Curatorial Practices Alumna opens up new art gallery in Winnipeg

Graduate Studies

The Faculty of Graduate Studies recently connected with alumna Lisa Kehler to catch up on her recent projects since her graduation:

Lisa Kehler

Can you tell us about your UW graduate program, and when you graduated?

I was in the Masters in Cultural Studies program, Curatorial Practices stream. It was the first year they offered the opportunity to focus on this subject. I graduated in October 2013.

What interested you about this program?

I graduated from U of W in 2007 with my BA Honours in art history. I had been involved in the preliminary stages of Dr. Serena Keshavjee’s research into how to get this program started at U of W.  I was living in Halifax when I heard that the program was finally approved, so I immediately applied and moved home. My interest was in studying art in Winnipeg - specifically Winnipeg artists. I was given the opportunity to undertake the practicum requirement of my degree at Plug In ICA with former Director, Anthony Kiendl. My project was to study their archives and write an essay, as well as compile a comprehensive record of their exhibition and programming history to be published in honour of their 40 year anniversary. (Hopefully published this year). It was such a game changer for me. Researching the history of Plug In essentially taught me the history of the Winnipeg art scene. 
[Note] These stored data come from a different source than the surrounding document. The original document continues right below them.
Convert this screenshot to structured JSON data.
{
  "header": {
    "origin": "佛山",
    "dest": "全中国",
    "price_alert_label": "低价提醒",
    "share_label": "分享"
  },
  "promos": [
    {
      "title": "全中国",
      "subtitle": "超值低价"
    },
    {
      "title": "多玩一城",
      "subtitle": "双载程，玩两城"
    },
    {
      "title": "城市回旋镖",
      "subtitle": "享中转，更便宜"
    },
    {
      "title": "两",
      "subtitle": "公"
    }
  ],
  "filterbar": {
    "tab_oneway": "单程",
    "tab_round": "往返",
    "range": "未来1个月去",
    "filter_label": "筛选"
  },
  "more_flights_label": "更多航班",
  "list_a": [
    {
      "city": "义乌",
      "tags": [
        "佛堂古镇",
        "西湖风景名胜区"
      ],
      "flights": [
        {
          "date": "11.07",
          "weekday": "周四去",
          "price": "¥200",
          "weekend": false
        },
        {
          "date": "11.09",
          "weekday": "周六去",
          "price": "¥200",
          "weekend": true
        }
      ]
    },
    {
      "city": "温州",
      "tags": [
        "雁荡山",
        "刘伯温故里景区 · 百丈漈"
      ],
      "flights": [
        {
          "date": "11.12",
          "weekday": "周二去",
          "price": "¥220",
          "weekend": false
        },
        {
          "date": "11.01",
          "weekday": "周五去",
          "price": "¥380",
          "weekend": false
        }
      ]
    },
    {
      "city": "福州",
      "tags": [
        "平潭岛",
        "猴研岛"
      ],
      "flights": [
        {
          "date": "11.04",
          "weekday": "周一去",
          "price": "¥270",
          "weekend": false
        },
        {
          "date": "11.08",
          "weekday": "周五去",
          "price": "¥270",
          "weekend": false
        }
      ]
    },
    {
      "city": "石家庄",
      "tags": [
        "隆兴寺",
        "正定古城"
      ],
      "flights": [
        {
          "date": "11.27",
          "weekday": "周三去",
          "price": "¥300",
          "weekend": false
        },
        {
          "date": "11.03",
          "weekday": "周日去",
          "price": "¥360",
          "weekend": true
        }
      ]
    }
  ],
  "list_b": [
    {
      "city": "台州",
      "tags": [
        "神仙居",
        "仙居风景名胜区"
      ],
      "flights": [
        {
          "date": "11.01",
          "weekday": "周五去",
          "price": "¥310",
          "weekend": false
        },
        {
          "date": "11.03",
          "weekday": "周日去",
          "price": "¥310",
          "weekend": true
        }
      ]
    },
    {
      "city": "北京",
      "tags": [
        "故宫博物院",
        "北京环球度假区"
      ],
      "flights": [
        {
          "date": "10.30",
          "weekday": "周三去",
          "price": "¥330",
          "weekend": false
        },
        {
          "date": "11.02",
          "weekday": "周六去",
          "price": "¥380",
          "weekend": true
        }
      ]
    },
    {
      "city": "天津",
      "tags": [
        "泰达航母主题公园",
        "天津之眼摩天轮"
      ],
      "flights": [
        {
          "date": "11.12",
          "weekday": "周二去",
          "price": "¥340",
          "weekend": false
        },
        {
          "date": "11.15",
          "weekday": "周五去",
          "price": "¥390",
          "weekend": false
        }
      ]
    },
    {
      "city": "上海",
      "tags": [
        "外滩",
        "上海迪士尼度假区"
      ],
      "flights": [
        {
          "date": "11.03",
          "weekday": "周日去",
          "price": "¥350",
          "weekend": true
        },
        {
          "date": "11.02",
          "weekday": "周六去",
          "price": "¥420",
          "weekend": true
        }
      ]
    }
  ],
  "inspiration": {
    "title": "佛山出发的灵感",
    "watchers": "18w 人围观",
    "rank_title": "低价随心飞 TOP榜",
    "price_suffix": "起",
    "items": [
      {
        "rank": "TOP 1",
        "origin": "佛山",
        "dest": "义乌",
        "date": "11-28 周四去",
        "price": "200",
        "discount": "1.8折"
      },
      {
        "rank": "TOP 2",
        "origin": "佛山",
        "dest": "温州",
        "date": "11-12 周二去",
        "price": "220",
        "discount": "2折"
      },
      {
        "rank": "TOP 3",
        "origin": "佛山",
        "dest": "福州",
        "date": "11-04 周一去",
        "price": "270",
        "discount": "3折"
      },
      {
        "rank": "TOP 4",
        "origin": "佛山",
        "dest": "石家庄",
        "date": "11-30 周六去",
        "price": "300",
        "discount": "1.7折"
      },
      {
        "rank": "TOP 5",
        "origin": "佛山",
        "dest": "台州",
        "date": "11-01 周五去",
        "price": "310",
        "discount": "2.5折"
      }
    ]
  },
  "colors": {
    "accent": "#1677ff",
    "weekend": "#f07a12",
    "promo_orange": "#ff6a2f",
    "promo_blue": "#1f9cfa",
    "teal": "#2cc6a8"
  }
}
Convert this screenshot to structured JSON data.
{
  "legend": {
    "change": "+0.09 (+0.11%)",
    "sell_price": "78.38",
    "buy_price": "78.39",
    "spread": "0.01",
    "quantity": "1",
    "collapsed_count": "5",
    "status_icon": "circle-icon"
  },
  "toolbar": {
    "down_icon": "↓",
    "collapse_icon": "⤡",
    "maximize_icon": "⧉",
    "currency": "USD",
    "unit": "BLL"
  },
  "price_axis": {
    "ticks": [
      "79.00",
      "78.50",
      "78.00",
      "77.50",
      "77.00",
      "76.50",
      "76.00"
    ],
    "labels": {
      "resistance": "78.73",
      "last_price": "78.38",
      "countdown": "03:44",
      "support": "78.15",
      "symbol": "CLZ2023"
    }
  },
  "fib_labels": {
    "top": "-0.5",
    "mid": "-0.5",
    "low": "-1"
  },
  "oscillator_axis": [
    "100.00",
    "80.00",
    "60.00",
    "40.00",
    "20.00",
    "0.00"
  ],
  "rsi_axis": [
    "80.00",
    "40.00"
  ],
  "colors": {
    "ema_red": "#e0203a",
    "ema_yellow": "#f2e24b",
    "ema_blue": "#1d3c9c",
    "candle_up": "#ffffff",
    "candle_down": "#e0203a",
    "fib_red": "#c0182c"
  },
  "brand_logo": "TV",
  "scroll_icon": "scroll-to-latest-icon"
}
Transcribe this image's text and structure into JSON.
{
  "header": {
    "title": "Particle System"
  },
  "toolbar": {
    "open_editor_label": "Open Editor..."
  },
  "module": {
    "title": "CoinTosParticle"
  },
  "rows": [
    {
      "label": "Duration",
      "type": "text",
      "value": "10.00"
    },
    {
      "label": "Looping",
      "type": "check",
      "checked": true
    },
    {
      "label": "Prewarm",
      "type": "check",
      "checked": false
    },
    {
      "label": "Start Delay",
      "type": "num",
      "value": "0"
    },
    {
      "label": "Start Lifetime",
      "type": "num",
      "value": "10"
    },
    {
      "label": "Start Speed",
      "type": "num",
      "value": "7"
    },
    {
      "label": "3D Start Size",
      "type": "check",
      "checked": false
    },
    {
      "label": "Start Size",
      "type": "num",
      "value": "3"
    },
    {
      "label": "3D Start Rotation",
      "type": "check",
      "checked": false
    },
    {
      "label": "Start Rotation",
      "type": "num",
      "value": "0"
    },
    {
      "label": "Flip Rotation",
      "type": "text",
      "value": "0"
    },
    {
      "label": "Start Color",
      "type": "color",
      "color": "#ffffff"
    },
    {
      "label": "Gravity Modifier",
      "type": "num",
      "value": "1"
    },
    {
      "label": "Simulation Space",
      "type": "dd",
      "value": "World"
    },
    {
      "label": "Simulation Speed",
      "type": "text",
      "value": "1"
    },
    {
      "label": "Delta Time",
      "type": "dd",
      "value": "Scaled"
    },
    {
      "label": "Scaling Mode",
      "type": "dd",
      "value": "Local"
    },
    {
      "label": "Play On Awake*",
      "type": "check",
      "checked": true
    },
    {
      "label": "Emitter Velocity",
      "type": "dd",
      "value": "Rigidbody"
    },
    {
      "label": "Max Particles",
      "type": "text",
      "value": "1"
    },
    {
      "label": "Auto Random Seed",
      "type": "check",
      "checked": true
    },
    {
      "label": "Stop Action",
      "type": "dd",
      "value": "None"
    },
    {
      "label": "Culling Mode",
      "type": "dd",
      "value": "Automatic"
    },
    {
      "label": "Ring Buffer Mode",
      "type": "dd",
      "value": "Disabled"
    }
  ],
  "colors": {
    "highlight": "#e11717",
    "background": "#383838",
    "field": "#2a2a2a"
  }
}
I was also excited to work with the faculty - specifically Dr. Keshavjee, Dr. Majzels, and adjunct professors, Dr. Stephen Borys and Pat Bovey.  

What have you been doing since you graduated?

After graduation last October, I continued to work full time at Border Crossings magazine as their Special Projects Director. I also began freelancing for Akimbo, Canadian Art, and Kolaj. I’ve been travelling a lot too, which has really augmented my education. Last May I went attended the Venice Biennale and hosted a special issue launch event at the Canadian Pavilion. This May I attended the Outsider Art Fair, Frieze Art Fair, and the Whitney Biennial in NYC. These were all opportunities to grow, network, learn, and experience.

Last year I also started working towards opening a commercial art gallery here in the city. My goal was to create a space to highlight the unparalleled art being produced here. It’s quite mind boggling how many significant artists this small city exhales.

Can you tell us about the new gallery you’ve launched?

On July 24th, I opened Actual, a commercial contemporary art gallery located at 300 Ross Avenue. My commitment to Winnipeg artists has been ongoing for almost 10 years now. After recognizing there was a frustrating lack of opportunities to engage with the work being created in our own city, I decided to pursue it. These artists have healthy, important careers outside of Winnipeg, but so many people here have no idea/no access to, the incredible talent we have in our city. My goal is to begin building a new collecting base here in the city. Establishing a core group of collectors who will grow with our local artists. The group of artists I am fortunate enough to collaborate with includes:

Ted Barker, Scott Benesiinaabandan, Paul Butler, Michael Dumontier, Derek Dunlop, William Eakin, Erica Eyres, Neil Farber, Jeanette Johns, Krisjanis Kaktins-Gorsline, Wanda Koop, Syliva Matas, Shaun Morin, Kristin Nelson, Paul Robles, Mélanie Rocan, Suzie Smith, and Robert Taite. 3 of the artists are shortlisted for prestigious art awards in Canada as well! (Dumontier and Farber for the Sobey Art Award, and Taite for the RBC Painting Competition).

What advice would you offer to students who may be interested in launching their own gallery?

My advice to students interested in launching their own gallery is limited. I can’t tell you what is right or wrong as I cannot measure my success after such a short time, however, I know that if you have a real passion, regardless of what that is, pursue it. You will learn so much. And you really can’t fail if you learned something.

Any other advice for incoming graduate students?

My advice is to know what you want to get out of the program you take. You have the power to tailor what you are learning to suit what you are interested in. Think big.